The Europeans Cease Activities.

Following this inflammatory fiasco with the deputation from the Citizens' Committee, the Minister informed us two days later that he had telegraphed the Prime Minister, and that the Samoa Immigration Order was being amended so that British subjects and Samoa-born Europeans could be deported without trial. We were ordered by Mr. Nosworthy to cease forthwith our activities with the Natives and undo the harm caused. We protested strongly to both Mr. Nosworthy and General Richardson against the suggestion that we were disloyal and seditious agitators, and asked for specific instances or detailed charges, but those have never yet been given to me or my colleagues, nor to the Parliamentary Committee on the Samoan Petition, or the Royal Commission on Samoa. To the general charge of disloyalty and sedition we have given emphatic denials on oath, from the platform, and in the press. Yet they have been persisted with by those responsible for the Government propaganda in order to inflame public opinion against us. and every demand we have made for the stating of one single instance of such conduct has remained unanswered through the many months which have elapsed.

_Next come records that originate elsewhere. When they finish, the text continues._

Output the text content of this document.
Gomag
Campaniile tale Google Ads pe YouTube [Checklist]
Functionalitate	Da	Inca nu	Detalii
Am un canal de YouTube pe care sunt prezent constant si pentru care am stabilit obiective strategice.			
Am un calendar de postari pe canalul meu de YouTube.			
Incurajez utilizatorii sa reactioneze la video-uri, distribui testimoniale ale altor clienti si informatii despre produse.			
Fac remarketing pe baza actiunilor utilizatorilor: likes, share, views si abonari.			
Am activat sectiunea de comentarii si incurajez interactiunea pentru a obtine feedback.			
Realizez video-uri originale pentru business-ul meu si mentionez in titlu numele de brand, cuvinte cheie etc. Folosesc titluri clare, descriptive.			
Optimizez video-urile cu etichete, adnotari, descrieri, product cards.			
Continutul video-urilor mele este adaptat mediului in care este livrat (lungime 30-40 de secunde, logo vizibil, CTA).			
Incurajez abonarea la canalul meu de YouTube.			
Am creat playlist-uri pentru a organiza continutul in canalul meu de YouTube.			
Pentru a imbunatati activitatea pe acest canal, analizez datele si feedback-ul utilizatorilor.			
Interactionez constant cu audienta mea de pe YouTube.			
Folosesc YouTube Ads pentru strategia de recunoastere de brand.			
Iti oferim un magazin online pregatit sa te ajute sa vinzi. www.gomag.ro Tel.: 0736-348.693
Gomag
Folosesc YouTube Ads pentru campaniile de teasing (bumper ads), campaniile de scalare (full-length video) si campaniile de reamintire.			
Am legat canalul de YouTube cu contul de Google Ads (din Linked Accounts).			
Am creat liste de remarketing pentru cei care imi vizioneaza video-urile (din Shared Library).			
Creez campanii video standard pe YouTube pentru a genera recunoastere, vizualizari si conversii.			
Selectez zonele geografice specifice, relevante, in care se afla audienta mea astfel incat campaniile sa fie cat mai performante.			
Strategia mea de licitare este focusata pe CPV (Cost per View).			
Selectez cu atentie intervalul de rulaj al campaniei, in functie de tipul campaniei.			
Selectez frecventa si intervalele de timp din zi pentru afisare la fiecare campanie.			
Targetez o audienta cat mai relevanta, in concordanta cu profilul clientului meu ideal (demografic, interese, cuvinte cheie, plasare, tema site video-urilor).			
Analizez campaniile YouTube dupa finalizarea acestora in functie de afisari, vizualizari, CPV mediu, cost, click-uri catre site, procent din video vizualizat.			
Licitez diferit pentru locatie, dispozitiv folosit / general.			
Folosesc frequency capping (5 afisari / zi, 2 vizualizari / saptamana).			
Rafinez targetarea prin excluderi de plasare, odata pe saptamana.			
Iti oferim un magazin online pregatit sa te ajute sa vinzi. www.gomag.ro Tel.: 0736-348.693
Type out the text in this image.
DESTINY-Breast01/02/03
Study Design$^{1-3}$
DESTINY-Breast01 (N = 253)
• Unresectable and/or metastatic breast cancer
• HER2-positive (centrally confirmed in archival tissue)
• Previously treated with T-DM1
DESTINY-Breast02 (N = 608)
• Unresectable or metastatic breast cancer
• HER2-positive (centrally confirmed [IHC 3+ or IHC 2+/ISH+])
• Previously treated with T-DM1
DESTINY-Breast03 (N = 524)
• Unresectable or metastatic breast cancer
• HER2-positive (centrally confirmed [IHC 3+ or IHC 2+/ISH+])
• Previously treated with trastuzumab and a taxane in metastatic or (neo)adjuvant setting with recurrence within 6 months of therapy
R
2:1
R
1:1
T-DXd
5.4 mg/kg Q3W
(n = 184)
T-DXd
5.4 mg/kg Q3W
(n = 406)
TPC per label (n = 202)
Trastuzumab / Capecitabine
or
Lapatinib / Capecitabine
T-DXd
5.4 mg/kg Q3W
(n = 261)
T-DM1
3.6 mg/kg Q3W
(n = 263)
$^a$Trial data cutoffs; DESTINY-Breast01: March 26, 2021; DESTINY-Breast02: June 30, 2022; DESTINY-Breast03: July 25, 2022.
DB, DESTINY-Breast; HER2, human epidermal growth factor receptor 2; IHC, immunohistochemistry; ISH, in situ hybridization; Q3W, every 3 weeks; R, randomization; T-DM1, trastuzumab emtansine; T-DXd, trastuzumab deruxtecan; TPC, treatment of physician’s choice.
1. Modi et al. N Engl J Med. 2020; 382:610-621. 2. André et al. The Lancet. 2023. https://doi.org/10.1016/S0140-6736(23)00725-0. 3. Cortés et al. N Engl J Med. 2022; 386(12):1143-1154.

On receipt of the Minister's threat of the 13th June, 1927, to deport the European members of the Committee, and his instruction to cease all activities among the Native people, we at once saw the leaders of the Native Committee and advised them of the situation. We urged them to disperse peacefully to their homes, obey all the laws and every authority set over them, and seek to remedy their grievances by none other than constitutional and peaceful means. The Administrator was at once notified that we had clone our utmost to carry out the Minister's request, and had gone to page 19 some pains and expense to assist in the return to their districts of the large gathering of Natives who had assembled at Apia for the Minister's 'malaga' and fono. From that time to the present the European members of the Committee have taken no part directly or indirectly in the activities of the Mau, which has gone its own way, and the movement might have developed on very different lines had not the Europeans who possessed the confidence of the Samoans been forbidden to meet them and act as a much-needed influence towards caution.